Like just about every other gardener in the northern hemisphere I am officially tired of winter. Every year in October, I bring in my tropicals and disperse them around the house in somewhat-suitable places, lecturing them as I go about how lucky they are not to be left outside. I settle in for the winter, the first part of which goes quickly with the holiday planning and festivities, and enjoy the snugness of the house, the warmth of the fire, and the cosiness of snuggling under a floofy eiderdown. January brings the catalogues, and I greedily pile them by my chair, spending whole days engrossed in my selections. There's winter cooking too -- lamb shanks and lentils, thick soups with cornbread or pumpernickel, beef stews or hearty casseroles, and oranges and cabbages and sweet potatoes and tangerines smelling of exotic lands and spices from the Orient whose scents seem more sharp and pungent in the chilled air.
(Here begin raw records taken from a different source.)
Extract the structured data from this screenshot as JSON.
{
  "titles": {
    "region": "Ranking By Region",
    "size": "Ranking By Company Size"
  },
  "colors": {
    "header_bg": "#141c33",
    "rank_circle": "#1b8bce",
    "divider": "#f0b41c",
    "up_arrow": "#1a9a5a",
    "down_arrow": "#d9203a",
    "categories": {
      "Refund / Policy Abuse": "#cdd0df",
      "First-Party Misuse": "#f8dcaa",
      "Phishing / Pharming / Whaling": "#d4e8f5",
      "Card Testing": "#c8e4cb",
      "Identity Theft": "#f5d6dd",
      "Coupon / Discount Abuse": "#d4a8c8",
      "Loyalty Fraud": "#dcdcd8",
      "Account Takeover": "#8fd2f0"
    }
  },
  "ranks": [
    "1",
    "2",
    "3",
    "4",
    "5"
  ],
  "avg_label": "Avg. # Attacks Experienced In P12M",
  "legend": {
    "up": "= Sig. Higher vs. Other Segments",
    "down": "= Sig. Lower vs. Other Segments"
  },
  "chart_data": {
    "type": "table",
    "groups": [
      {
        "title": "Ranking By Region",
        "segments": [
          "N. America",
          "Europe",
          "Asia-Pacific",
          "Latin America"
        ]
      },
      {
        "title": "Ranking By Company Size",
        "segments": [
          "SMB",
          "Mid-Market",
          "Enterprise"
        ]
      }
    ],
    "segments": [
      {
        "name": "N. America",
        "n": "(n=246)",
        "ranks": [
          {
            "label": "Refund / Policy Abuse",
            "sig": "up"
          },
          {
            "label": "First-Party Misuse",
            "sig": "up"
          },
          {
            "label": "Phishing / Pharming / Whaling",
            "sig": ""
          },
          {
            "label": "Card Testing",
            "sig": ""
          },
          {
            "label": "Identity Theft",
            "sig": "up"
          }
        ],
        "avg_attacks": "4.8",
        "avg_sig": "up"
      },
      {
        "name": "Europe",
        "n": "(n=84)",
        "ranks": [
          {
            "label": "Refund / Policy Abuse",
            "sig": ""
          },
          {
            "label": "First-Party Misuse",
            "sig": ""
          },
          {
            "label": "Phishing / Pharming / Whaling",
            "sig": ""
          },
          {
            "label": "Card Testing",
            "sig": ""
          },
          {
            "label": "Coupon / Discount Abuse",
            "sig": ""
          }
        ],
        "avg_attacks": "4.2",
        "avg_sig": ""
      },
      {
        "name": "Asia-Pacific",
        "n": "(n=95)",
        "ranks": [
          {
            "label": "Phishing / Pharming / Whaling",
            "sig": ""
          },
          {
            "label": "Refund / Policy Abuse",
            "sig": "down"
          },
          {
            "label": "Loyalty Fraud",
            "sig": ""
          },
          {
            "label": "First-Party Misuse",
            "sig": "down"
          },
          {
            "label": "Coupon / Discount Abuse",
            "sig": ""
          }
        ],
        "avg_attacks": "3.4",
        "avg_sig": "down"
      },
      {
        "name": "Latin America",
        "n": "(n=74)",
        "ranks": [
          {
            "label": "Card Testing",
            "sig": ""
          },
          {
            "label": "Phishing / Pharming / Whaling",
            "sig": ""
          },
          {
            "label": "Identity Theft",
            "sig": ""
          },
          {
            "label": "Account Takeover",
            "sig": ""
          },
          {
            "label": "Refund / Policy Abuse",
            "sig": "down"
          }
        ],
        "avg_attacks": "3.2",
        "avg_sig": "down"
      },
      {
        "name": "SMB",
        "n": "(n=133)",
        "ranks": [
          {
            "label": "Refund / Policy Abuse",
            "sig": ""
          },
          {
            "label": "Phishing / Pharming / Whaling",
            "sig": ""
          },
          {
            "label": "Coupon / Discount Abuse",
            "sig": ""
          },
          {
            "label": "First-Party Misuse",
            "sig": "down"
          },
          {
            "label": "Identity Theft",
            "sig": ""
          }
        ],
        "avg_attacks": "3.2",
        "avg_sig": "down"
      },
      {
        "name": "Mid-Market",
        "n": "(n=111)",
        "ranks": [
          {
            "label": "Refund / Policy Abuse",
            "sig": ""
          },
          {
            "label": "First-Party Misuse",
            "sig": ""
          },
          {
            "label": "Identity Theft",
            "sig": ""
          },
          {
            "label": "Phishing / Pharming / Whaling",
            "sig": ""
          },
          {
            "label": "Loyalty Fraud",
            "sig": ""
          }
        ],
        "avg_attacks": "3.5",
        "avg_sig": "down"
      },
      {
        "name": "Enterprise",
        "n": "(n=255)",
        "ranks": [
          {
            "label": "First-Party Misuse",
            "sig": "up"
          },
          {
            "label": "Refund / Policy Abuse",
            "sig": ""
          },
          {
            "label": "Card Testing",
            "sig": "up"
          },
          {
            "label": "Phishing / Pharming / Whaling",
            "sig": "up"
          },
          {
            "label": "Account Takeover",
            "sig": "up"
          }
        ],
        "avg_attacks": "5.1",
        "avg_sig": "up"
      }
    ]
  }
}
Now in February I am anxiously patrolling the garden, hunting for small signs that life will return, that we are not yet condemned to eternal winter, that the sun will warm us again, the hummingbirds will return, and there will be greenness and flowers. I am reminded of another winter a long time ago when we lived in Moscow. It was a very hard winter that year in Europe--not unlike this one, actually -- and Moscow suffered along with everyone else. There were huge snowbanks everywhere, enormous icicles hung down outside my seventh floor windows, great winds scoured the streets clean of snow at night, leaving it drifted against the buildings and blocking the entrances with 6 foot drifts. There were no signs of greenness anywhere and although the city was beautiful in the snow, it was a stark beauty. I was enchanted though by the magic of the Russian winter, I had my sister-in-law's old fur coat (she had moved to California) and a good pair of boots, and I wandered the city taking it all in.
A few photographs from that winter -- I wish there were more but many of my slides have disappeared themselves without my knowledge. One is of the little lake at the convent of Novodevichy, with the little house for the waterfowl which lived there; another is an old wooden house in a back street in Moscow, and the third is an old (and unidentified) church, again in Moscow. The third was taken on a day when we went for a troika ride in Izmailovsky Park and met small Natasha, dressed for the cold, the next is a wooden church on a windswept plain outside Moscow -- Kharkov area, I think, and the last is more pleasant -- a little pond in a little village in the outskirts of Moscow.
PS -- I see that Blogspot has decided where to place my photos. Oh well.